Muranaka Emiri, Kurasawa Kanta, Matsuda Naoya, Kimeda Chiharu, Mannoji Chikato, Hase Ryota
Department of Infectious Diseases, Japanese Red Cross Narita Hospital, Narita, Japan.
Department of Infectious Diseases, Japanese Red Cross Narita Hospital, Narita, Japan; Department of Infectious Diseases, Kameda Medical Center, Kamogawa, Japan.
J Infect Chemother. 2025 Aug 7;31(10):102785. doi: 10.1016/j.jiac.2025.102785.
Lemierre syndrome, traditionally defined as septic thrombophlebitis of the internal jugular vein following an oropharyngeal infection, is most commonly caused by Fusobacterium necrophorum. We report an unusual variant of this syndrome in a 29-year-old male who presented with F. necrophorum bacteremia following tonsillar infection, complicated by vertebral osteomyelitis of the T10 vertebral body, azygos vein thrombosis, and septic pulmonary emboli (infected emboli that lodge in the lungs). The patient developed severe thrombocytopenia, consistent with the thrombogenic properties of F. necrophorum. Initial treatment with intravenous cefepime and metronidazole was administered, followed by ampicillin-sulbactam, and subsequently switched to oral clindamycin due to a drug eruption. The patient completed a 12-month course of antibiotics with full clinical recovery and no evidence of relapse at 20-month follow-up after treatment completion. While the classical definition of Lemierre syndrome focuses on internal jugular vein involvement, our case supports a broader conceptualization that encompasses septic thrombophlebitis at various vascular sites. This atypical presentation highlights the importance of thorough radiological evaluation in patients with persistent oropharyngeal symptoms and unexpected systemic manifestations, even when the classic internal jugular vein thrombosis is absent. The unique combination of thoracic vertebral osteomyelitis and azygos vein thrombosis represents an extremely rare manifestation with significant implications for diagnosis and management.

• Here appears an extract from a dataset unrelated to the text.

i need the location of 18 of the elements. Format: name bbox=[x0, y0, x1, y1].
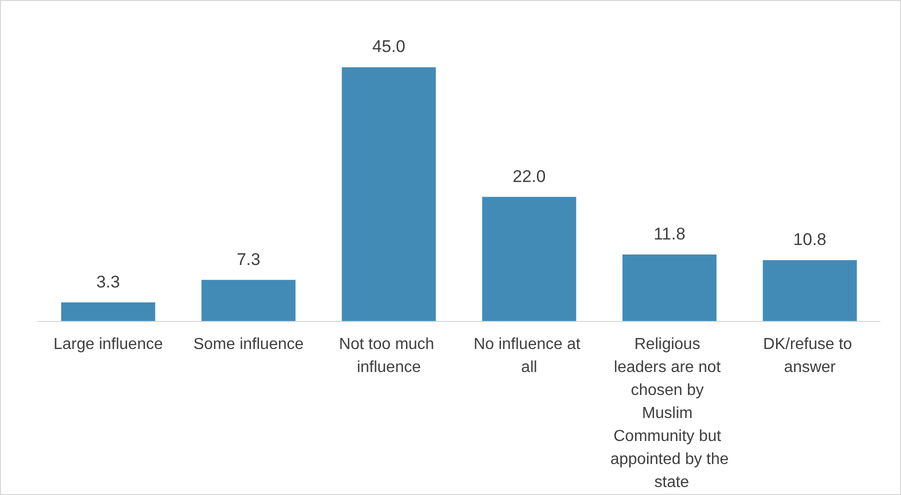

勒米尔综合征,传统上定义为口咽感染后颈内静脉的化脓性血栓性静脉炎,最常见的病因是坏死梭杆菌。我们报告了一名29岁男性患者的该综合征不寻常变体,该患者扁桃体感染后出现坏死梭杆菌菌血症,并并发T10椎体的椎骨骨髓炎、奇静脉血栓形成和脓毒性肺栓塞(栓子滞留在肺部并感染)。患者出现严重血小板减少症,这与坏死梭杆菌的致血栓形成特性相符。最初给予静脉注射头孢吡肟和甲硝唑治疗,随后使用氨苄西林-舒巴坦,之后因药物疹改用口服克林霉素。患者完成了12个月的抗生素疗程,临床完全康复,治疗结束后20个月随访无复发迹象。虽然勒米尔综合征的经典定义侧重于颈内静脉受累,但我们的病例支持更广泛的概念,即包括不同血管部位的化脓性血栓性静脉炎。这种非典型表现突出了对有持续口咽症状和意外全身表现的患者进行全面影像学评估的重要性,即使不存在经典的颈内静脉血栓形成。胸椎骨髓炎和奇静脉血栓形成的独特组合代表了一种极其罕见的表现,对诊断和管理具有重要意义。